The social instincts, and the feelings and duties derived from them, are not, then, peculiar to the human species, and due to some strange and divine revelation, but are inherent in the cerebral and physiological constitution of man—a constitution similar to that of the animals, but of a superior order, and having become more so during the course of centuries by the effects of the conquests of our intelligence. The hereditary perfection of these instincts is the real basis of morals, and the point of departure for the organization of civilized societies.

As men advanced in civilization, their positive knowledge, continually increasing, demonstrated the social utility of certain duties and certain moral laws, which were rendered obligatory by the chiefs of the states—priests and legislators. But these laws, deduced from scientific notions, were associated and in a manner amalgamated with the arbitrary prescriptions of the theocracy, and proclaimed according to mystic formulas, from which no mind was then free. The history of the religious formations and evolutions that have succeeded one another among mankind for seven thousand years shows that there exists no genetic bond, no necessary relation, between morals and mysticism. With nations as with individuals, the least moral personalities are often met among the most religious. In short, history proves that the development of morals in the world has been connected at the same time with science, from which it has proceeded; and with religions, which have rested upon it as one of their points of support. But no more from the external point of view of history than from that of internal consciousness have morals been the product of religions. The same representative illusion always appears, which transforms into the generative cause of certain ideas the notions that have issued from them.

The modern conception of morals is of a generous and universal character. It rises with the elevation of intelligence; its practical applications are more or less delicate, according to the sentiments variously developed by peoples and individuals.
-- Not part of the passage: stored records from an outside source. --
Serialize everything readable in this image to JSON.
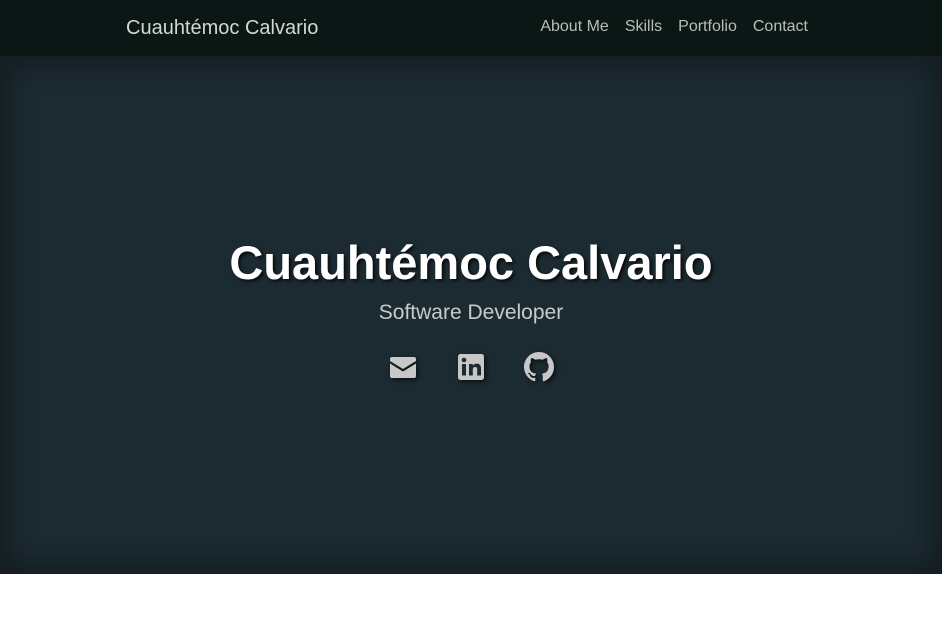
{
  "navbar": {
    "brand": "Cuauhtémoc Calvario",
    "links": [
      {
        "label": "About Me"
      },
      {
        "label": "Skills"
      },
      {
        "label": "Portfolio"
      },
      {
        "label": "Contact"
      }
    ]
  },
  "hero": {
    "title": "Cuauhtémoc Calvario",
    "subtitle": "Software Developer",
    "social_icons": [
      "envelope-icon",
      "linkedin-icon",
      "github-icon"
    ]
  },
  "colors": {
    "navbar_bg": "#0b1714",
    "hero_bg": "#1c2a31",
    "hero_title": "#ffffff",
    "icon": "#c7c7c7"
  }
}
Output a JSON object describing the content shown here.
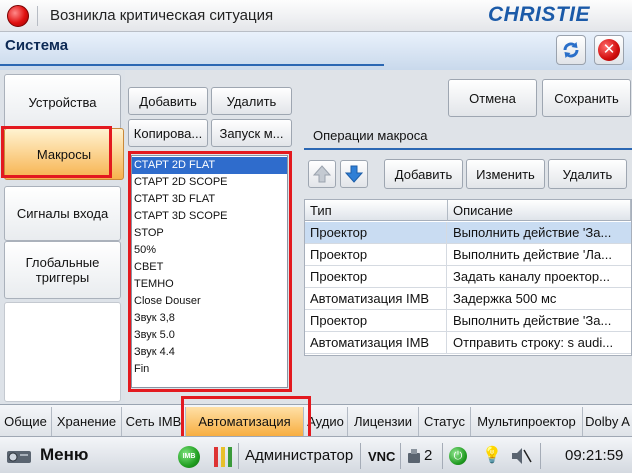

But it responds to-day, as it has always responded, to the condition of knowledge as it is more or less advanced according to time, places, and persons. Therefore it could not continue fixed in any decalogue. It undergoes gradual modifications with the continual discoveries of the physiological, psychological, and sociological sciences. Just as there exists by the side of positive science an ideal science, derived from it, moreover, but which precedes it and incites it forward, so there are ideal morals, which announce and precede the evolution of future morals. These ideas, this conception of modern morals, are becoming every day more preponderant, and if they have not yet been accredited by men as established science, it is because of the long religious servitude that has been imposed on education. Down to our own time it has been the practice to base the moral education of the people and the rules of conduct on the catechism—on theological doctrines and prescriptions—instead of establishing them upon positive data acquired from consciousness and the historical and natural sciences.

We now see every day how the application of scientific teachings to industry is continually adding to the wealth and prosperity of nations. The application of the same teachings to hygiene and medicine is constantly diminishing the pains and risks of disease, and increasing the mean duration of life. The history of the present century likewise demonstrates to what point the lot of all, including the poorest and most humble, has been ameliorated by the new ideas; while we must not lose sight of the fact that we are still far from having reached the degree of improvement that modern justice and morals demand, which we should all strive to attain. Such are some of the consequences of the scientific method—consequences which we are pursuing and shall realize, in the moral as well as in the material order, and despite all opposition; and in this way will come the universal triumph of science to assure the highest degree of happiness and morality to men.—Translated for the Popular Science Monthly from the Author's Science et Morale.